One thing northwest New Mexico has that a lot of people don’t know about is lots and lots of volcanic rock. The region had major volcanic activity starting about three quarters of a million years ago, and as recently as three thousand years ago, well within the period of human occupation. I took a bit of panoramic photography at the Northwestern New Mexico visitors’s center.
Once into Arizona, what we got was lots of flat, with dim blue distance full of mountains. I was struck by the number of abandoned structures: houses, small business buildings, and so on just left to fall down of their own accord, which takes longer to happen in the desert because of the lack of rain and general humidity to help decay along. We also saw the occasional house or other structure built in the shape of a traditional Navajo hogan, but done in modern materials. People adapt.

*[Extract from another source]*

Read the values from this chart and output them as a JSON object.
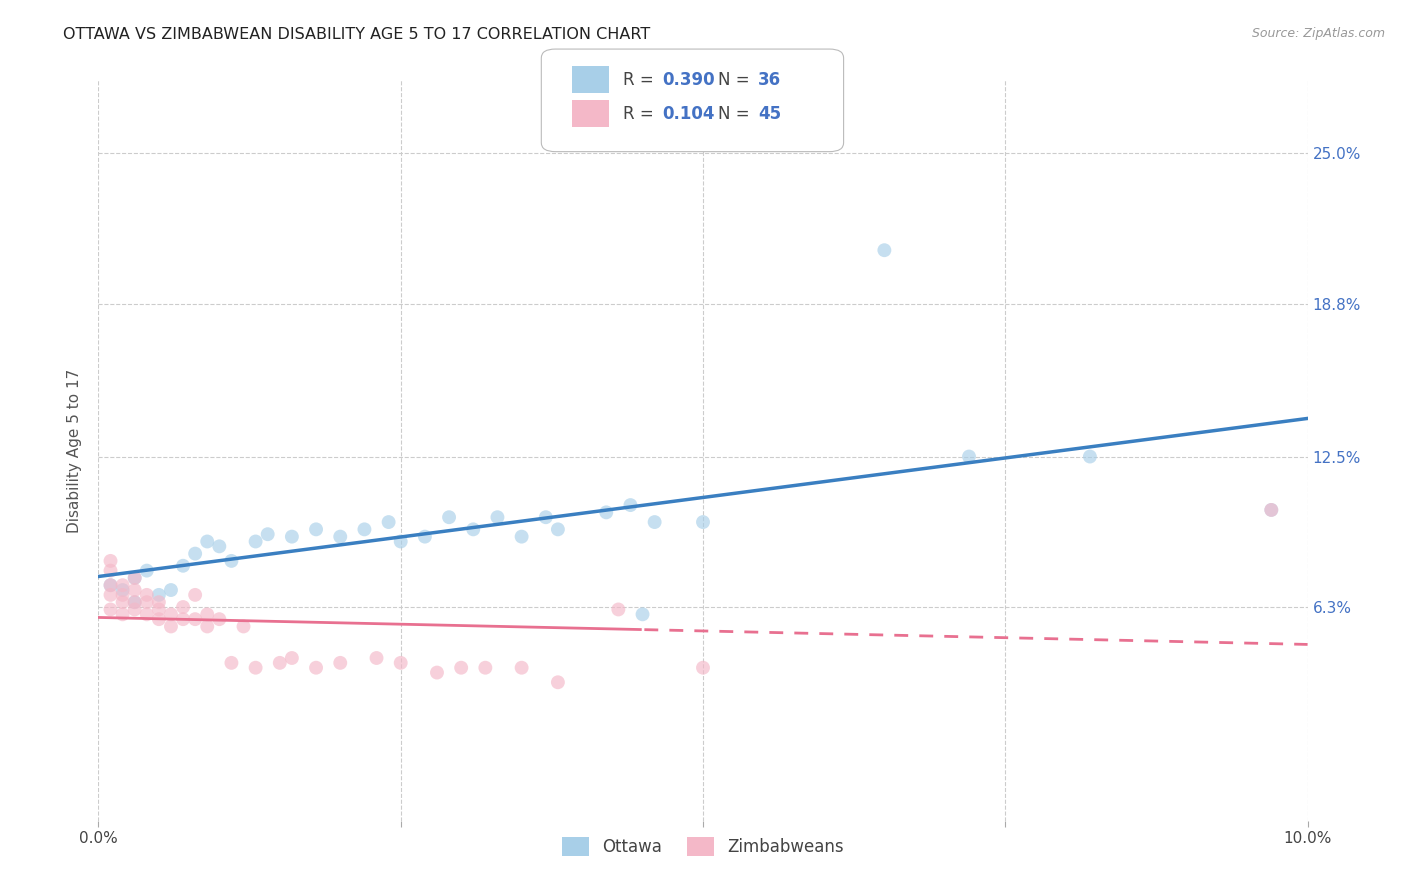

Another thing we had a lot of was trains. Long trains, every few minutes. Trains that were a couple of miles long, car after car after car of double-stacked containers coming out of Long Beach and headed for a Wal-Mart near you, probably. Other trains were mixed consists of hoppers (lots of raw commodities), boxcars (dry goods), and tank cars (could be almost anything).
Long train is . . . looooooooooooooooong.
Coconino County, the home of Krazy Kat and Ignatz Mouse.
Coming into Flagstaff we started getting trees again—first scrub, then actual conifers as we moved into the Coconino and Kaibab national forests.
Ever since Santa Fe, a stream of roadside signs delighted in reminding you that you were traveling on Historic Route 66, and pointing you off the interstate at places where fragments of the original highway still exist.
West of Flagstaff we got afternoon showers building up again, with very welcome cloud cover that kept the afternoons from being so brutal as they might be. At one point, though, we spotted something that didn’t really act like a cloud. It hugged the top of a ridge and spilled downward across it. As we got closer, we realized we were looking at an actual forest fire, with visible flames as the fire topped the ridge and started down the other side (look dead center in the second picture). A couple of miles later we stopped for gas and learned it was named the Dean Peak fire, which by Tuesday night had burned about 2,400 acres and still wasn’t contained at all.
And finally, about 7:30, we crossed into Nevada.